The types array passed to defineConfig is your content model. It defines not just what each type looks like, but how they connect: a blogPost references an author and one or more category documents. That graph of relationships is the content model.

Notice also that blockContent is its own type — a reusable Portable Text definition. Rather than duplicating the rich text configuration inside every document type that needs it, you define it once and reference it by name. This is content model thinking in action: shared structure, defined once, used everywhere.

Common Misconceptions

"Content type and content model mean the same thing."

They do not. A content type is one schema definition. A content model is the entire system of types and their relationships. Conflating the two leads to thinking about schema design in isolation rather than holistically.

"I only need to think about the content model when the project gets big."

Content model decisions made early are the hardest to change later. A poorly designed model — for example, embedding author data directly inside every blog post instead of referencing a separate Author type — creates duplication and inconsistency that compounds as the dataset grows. It is always worth thinking at the model level from day one.

"More content types means a better content model."

Granularity is not the same as quality. A good content model has the right number of types — enough to avoid duplication and enable reuse, but not so many that the system becomes fragmented and hard to query. Over-modelling (creating a separate type for every minor variation) is as problematic as under-modelling.

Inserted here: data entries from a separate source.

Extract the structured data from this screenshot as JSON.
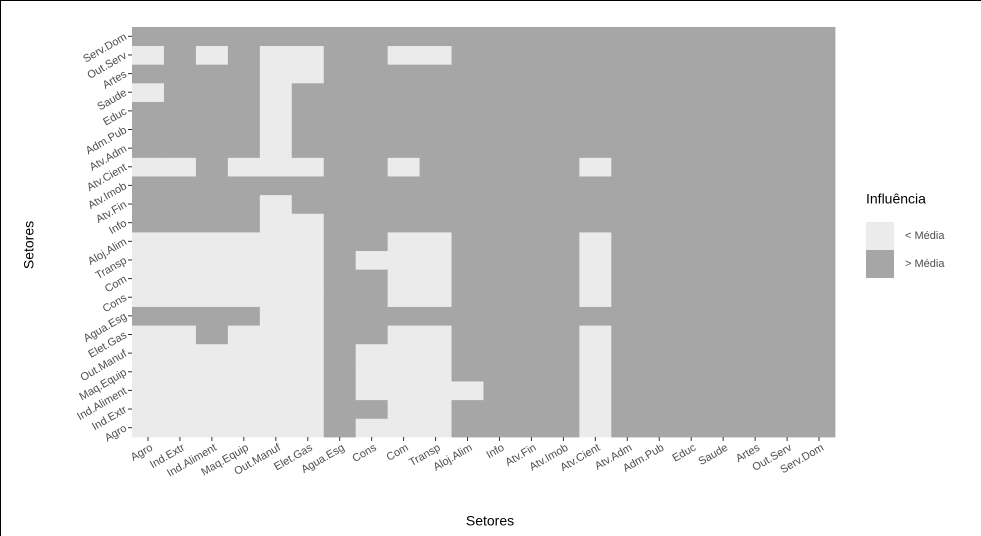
{
  "chart_data": {
    "type": "heatmap",
    "x_label": "Setores",
    "y_label": "Setores",
    "x_categories": [
      "Agro",
      "Ind.Extr",
      "Ind.Aliment",
      "Maq.Equip",
      "Out.Manuf",
      "Elet.Gas",
      "Agua.Esg",
      "Cons",
      "Com",
      "Transp",
      "Aloj.Alim",
      "Info",
      "Atv.Fin",
      "Atv.Imob",
      "Atv.Cient",
      "Atv.Adm",
      "Adm.Pub",
      "Educ",
      "Saude",
      "Artes",
      "Out.Serv",
      "Serv.Dom"
    ],
    "y_categories": [
      "Agro",
      "Ind.Extr",
      "Ind.Aliment",
      "Maq.Equip",
      "Out.Manuf",
      "Elet.Gas",
      "Agua.Esg",
      "Cons",
      "Com",
      "Transp",
      "Aloj.Alim",
      "Info",
      "Atv.Fin",
      "Atv.Imob",
      "Atv.Cient",
      "Atv.Adm",
      "Adm.Pub",
      "Educ",
      "Saude",
      "Artes",
      "Out.Serv",
      "Serv.Dom"
    ],
    "legend": {
      "title": "Influência",
      "levels": [
        {
          "label": "< Média",
          "color": "#ebebeb"
        },
        {
          "label": "> Média",
          "color": "#a6a6a6"
        }
      ]
    },
    "z": [
      [
        0,
        0,
        0,
        0,
        0,
        0,
        1,
        0,
        0,
        0,
        1,
        1,
        1,
        1,
        0,
        1,
        1,
        1,
        1,
        1,
        1,
        1
      ],
      [
        0,
        0,
        0,
        0,
        0,
        0,
        1,
        1,
        0,
        0,
        1,
        1,
        1,
        1,
        0,
        1,
        1,
        1,
        1,
        1,
        1,
        1
      ],
      [
        0,
        0,
        0,
        0,
        0,
        0,
        1,
        0,
        0,
        0,
        0,
        1,
        1,
        1,
        0,
        1,
        1,
        1,
        1,
        1,
        1,
        1
      ],
      [
        0,
        0,
        0,
        0,
        0,
        0,
        1,
        0,
        0,
        0,
        1,
        1,
        1,
        1,
        0,
        1,
        1,
        1,
        1,
        1,
        1,
        1
      ],
      [
        0,
        0,
        0,
        0,
        0,
        0,
        1,
        0,
        0,
        0,
        1,
        1,
        1,
        1,
        0,
        1,
        1,
        1,
        1,
        1,
        1,
        1
      ],
      [
        0,
        0,
        1,
        0,
        0,
        0,
        1,
        1,
        0,
        0,
        1,
        1,
        1,
        1,
        0,
        1,
        1,
        1,
        1,
        1,
        1,
        1
      ],
      [
        1,
        1,
        1,
        1,
        0,
        0,
        1,
        1,
        1,
        1,
        1,
        1,
        1,
        1,
        1,
        1,
        1,
        1,
        1,
        1,
        1,
        1
      ],
      [
        0,
        0,
        0,
        0,
        0,
        0,
        1,
        1,
        0,
        0,
        1,
        1,
        1,
        1,
        0,
        1,
        1,
        1,
        1,
        1,
        1,
        1
      ],
      [
        0,
        0,
        0,
        0,
        0,
        0,
        1,
        1,
        0,
        0,
        1,
        1,
        1,
        1,
        0,
        1,
        1,
        1,
        1,
        1,
        1,
        1
      ],
      [
        0,
        0,
        0,
        0,
        0,
        0,
        1,
        0,
        0,
        0,
        1,
        1,
        1,
        1,
        0,
        1,
        1,
        1,
        1,
        1,
        1,
        1
      ],
      [
        0,
        0,
        0,
        0,
        0,
        0,
        1,
        1,
        0,
        0,
        1,
        1,
        1,
        1,
        0,
        1,
        1,
        1,
        1,
        1,
        1,
        1
      ],
      [
        1,
        1,
        1,
        1,
        0,
        0,
        1,
        1,
        1,
        1,
        1,
        1,
        1,
        1,
        1,
        1,
        1,
        1,
        1,
        1,
        1,
        1
      ],
      [
        1,
        1,
        1,
        1,
        0,
        1,
        1,
        1,
        1,
        1,
        1,
        1,
        1,
        1,
        1,
        1,
        1,
        1,
        1,
        1,
        1,
        1
      ],
      [
        1,
        1,
        1,
        1,
        1,
        1,
        1,
        1,
        1,
        1,
        1,
        1,
        1,
        1,
        1,
        1,
        1,
        1,
        1,
        1,
        1,
        1
      ],
      [
        0,
        0,
        1,
        0,
        0,
        0,
        1,
        1,
        0,
        1,
        1,
        1,
        1,
        1,
        0,
        1,
        1,
        1,
        1,
        1,
        1,
        1
      ],
      [
        1,
        1,
        1,
        1,
        0,
        1,
        1,
        1,
        1,
        1,
        1,
        1,
        1,
        1,
        1,
        1,
        1,
        1,
        1,
        1,
        1,
        1
      ],
      [
        1,
        1,
        1,
        1,
        0,
        1,
        1,
        1,
        1,
        1,
        1,
        1,
        1,
        1,
        1,
        1,
        1,
        1,
        1,
        1,
        1,
        1
      ],
      [
        1,
        1,
        1,
        1,
        0,
        1,
        1,
        1,
        1,
        1,
        1,
        1,
        1,
        1,
        1,
        1,
        1,
        1,
        1,
        1,
        1,
        1
      ],
      [
        0,
        1,
        1,
        1,
        0,
        1,
        1,
        1,
        1,
        1,
        1,
        1,
        1,
        1,
        1,
        1,
        1,
        1,
        1,
        1,
        1,
        1
      ],
      [
        1,
        1,
        1,
        1,
        0,
        0,
        1,
        1,
        1,
        1,
        1,
        1,
        1,
        1,
        1,
        1,
        1,
        1,
        1,
        1,
        1,
        1
      ],
      [
        0,
        1,
        0,
        1,
        0,
        0,
        1,
        1,
        0,
        0,
        1,
        1,
        1,
        1,
        1,
        1,
        1,
        1,
        1,
        1,
        1,
        1
      ],
      [
        1,
        1,
        1,
        1,
        1,
        1,
        1,
        1,
        1,
        1,
        1,
        1,
        1,
        1,
        1,
        1,
        1,
        1,
        1,
        1,
        1,
        1
      ]
    ]
  }
}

"The content model is just a CMS concern."

In a headless architecture, the content model directly shapes your API responses, your frontend data structures, and your GROQ or GraphQL queries. A change to the content model is a change to the API contract. Frontend developers, content strategists, and backend engineers all have a stake in content model decisions.

"Object types and document types are the same thing."

In Sanity, there is an important distinction between document types (top-level, independently queryable records stored in the dataset) and object types (inline structures embedded within documents, not independently addressable). Both are content types, but they play different roles in the content model. Treating an object type as a document type (or vice versa) leads to either unnecessary top-level clutter or loss of referential integrity.